Großes Aufsehen erregte im April 1971 ein sportlicher Renner auf der "Deutschen Industrieausstellung" in Saõ Paulo. Es war der SP-2. Rudolf Leiding, der von 1968 bis 1970 Generaldirektor von VW in Brasilien war und von Oktober 1971 bis Anfang 1974 Vorstands-Vorsitzender von VW in Wolfsburg, hatte den Anstoß zur Entwicklung des Coupés gegeben. Nach Leidings Angaben machte sich ein Team junger Designer und Konstrukteure an die Arbeit.

Das Ergebnis konnte sich sehen lassen. Auch Karmann war bei diesen Arbeiten mit von der Partie, stellte auch die Presswerkzeuge und Produktionseinrichtungen her. Im Juni 1972 lief bei Karmann-Ghia do Brasil die Serienfertigung an. Um die Produktionskosten möglichst niedrig zu halten, wurden viele Baumkomponenten von anderen VW-Modellen übernommen.

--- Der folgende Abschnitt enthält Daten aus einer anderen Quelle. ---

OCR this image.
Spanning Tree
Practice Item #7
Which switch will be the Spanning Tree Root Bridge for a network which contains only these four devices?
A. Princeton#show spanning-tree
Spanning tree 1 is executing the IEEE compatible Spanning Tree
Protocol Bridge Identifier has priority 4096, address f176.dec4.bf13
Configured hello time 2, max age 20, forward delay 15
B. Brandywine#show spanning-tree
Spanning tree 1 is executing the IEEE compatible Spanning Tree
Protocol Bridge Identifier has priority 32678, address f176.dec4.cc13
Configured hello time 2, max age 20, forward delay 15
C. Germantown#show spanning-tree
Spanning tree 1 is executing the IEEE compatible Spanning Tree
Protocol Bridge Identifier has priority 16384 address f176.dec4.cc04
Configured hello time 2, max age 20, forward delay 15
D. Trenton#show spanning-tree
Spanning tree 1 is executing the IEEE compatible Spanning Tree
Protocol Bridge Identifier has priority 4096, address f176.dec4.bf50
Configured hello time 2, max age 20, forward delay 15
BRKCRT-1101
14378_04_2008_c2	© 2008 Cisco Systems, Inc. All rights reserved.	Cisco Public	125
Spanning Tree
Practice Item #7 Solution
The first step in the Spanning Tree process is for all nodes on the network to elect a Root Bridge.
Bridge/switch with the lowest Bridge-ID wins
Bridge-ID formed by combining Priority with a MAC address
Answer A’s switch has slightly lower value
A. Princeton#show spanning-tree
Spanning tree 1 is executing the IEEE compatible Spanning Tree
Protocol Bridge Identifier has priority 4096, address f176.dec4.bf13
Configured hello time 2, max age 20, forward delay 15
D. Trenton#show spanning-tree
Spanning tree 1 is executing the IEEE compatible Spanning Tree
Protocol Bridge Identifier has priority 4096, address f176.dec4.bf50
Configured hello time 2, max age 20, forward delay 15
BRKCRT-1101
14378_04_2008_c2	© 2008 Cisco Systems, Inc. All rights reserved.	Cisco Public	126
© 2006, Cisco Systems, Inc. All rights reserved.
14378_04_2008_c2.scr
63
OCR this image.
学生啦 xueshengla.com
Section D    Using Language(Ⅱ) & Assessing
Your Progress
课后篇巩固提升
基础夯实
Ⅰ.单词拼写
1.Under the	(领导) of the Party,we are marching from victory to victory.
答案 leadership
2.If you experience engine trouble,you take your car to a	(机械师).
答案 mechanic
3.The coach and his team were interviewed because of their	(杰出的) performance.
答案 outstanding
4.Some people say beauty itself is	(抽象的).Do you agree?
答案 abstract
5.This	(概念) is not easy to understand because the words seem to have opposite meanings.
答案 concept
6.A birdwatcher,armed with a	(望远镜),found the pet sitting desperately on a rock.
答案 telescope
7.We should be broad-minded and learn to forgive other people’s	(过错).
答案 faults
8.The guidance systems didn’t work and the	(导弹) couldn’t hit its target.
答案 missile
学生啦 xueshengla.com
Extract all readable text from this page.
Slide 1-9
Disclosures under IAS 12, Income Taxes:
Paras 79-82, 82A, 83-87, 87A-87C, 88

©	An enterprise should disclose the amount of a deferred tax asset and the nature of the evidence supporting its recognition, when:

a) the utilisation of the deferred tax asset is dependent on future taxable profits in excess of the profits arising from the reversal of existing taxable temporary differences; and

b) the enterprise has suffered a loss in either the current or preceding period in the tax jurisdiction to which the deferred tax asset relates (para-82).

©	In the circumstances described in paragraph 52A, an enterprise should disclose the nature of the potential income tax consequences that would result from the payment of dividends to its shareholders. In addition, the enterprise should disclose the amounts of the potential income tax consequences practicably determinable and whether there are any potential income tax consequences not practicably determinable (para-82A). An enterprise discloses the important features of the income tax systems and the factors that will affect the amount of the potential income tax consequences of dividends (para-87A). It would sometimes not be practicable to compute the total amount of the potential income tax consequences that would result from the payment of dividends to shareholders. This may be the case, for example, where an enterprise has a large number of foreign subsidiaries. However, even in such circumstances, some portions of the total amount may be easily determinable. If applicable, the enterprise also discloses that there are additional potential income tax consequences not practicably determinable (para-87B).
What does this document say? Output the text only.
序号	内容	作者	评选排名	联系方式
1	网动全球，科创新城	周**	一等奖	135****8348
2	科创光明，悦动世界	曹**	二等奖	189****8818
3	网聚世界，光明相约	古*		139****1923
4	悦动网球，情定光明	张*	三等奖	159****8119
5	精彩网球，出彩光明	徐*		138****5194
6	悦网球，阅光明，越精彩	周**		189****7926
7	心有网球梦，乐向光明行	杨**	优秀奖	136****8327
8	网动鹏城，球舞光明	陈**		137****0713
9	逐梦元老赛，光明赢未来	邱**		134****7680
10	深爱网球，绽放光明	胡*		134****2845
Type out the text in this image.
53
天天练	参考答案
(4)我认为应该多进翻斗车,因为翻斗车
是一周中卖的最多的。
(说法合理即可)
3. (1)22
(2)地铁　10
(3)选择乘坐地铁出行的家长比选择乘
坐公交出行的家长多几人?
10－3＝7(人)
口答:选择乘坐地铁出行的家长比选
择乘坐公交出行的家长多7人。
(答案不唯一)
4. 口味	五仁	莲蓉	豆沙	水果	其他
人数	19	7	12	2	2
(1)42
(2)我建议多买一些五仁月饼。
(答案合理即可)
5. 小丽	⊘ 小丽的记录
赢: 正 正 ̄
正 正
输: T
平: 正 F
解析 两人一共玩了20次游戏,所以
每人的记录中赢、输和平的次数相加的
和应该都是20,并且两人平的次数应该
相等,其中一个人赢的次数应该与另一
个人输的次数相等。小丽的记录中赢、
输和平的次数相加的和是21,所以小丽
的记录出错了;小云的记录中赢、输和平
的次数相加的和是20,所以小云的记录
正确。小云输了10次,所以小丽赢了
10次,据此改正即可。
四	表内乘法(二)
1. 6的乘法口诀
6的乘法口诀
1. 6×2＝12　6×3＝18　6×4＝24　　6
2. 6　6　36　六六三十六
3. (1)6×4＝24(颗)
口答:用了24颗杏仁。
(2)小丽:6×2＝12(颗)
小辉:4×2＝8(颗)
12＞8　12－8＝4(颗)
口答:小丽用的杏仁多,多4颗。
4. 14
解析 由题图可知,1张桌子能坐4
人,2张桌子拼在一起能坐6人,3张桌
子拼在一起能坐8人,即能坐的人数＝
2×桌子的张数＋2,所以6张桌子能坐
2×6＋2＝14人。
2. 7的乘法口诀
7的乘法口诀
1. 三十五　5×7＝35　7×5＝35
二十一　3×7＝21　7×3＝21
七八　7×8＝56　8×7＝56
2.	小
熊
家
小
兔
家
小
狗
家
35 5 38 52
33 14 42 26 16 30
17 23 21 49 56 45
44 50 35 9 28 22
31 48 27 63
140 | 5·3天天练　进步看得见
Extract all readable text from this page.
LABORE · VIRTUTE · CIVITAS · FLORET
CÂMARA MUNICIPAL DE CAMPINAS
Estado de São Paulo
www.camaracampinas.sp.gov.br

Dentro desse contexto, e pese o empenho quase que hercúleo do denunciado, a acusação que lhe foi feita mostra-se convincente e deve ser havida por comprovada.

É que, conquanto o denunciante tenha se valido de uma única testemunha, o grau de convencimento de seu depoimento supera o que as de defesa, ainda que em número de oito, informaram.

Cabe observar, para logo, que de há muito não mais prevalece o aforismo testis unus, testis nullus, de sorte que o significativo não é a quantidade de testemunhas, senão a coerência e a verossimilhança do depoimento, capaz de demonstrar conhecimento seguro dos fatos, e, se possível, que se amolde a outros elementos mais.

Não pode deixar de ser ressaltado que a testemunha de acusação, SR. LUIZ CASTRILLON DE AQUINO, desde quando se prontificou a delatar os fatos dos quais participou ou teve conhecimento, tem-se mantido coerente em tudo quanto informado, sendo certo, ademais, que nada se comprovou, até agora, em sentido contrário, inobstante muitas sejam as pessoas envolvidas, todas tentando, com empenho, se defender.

Als Chassies verwandte man die Bodengruppe des VW-Typs 3. Von diesem Modell wurden auch die Vorderachse und der Motor übernommen. Doch die 54 PS des 1,6-Liters konnten dem so dynamisch aussehenden Coupé kein betont sportliches Temperament vermitteln. Schließlich wog der fahrfertige Zweitürer rund 900 kg.

Später baute man deshalb den luftgekühlten Boxermotor des VW 411/412 ein, der bei einem Hubraum von 1700 ccm stattliche 65 PS leistete. Damit konnte der SP-2 eine Spitzengeschwindigkeit von über 160 km/h erreichen. Genau 11 123 Fahrzeuge wurden bei Karmann-Ghia do Brasil bis 1976 gebaut.
(Quelle: Firma W. Karmann GmbH)

1974 wurde dieser SP-2 bei Karmann in Brasilien gebaut. Das sehr sportlich aussehende Coupé hat einen Heckmotor von VW, der bei einem Hubraum von 1,6 Liter exakt 54 PS leistet.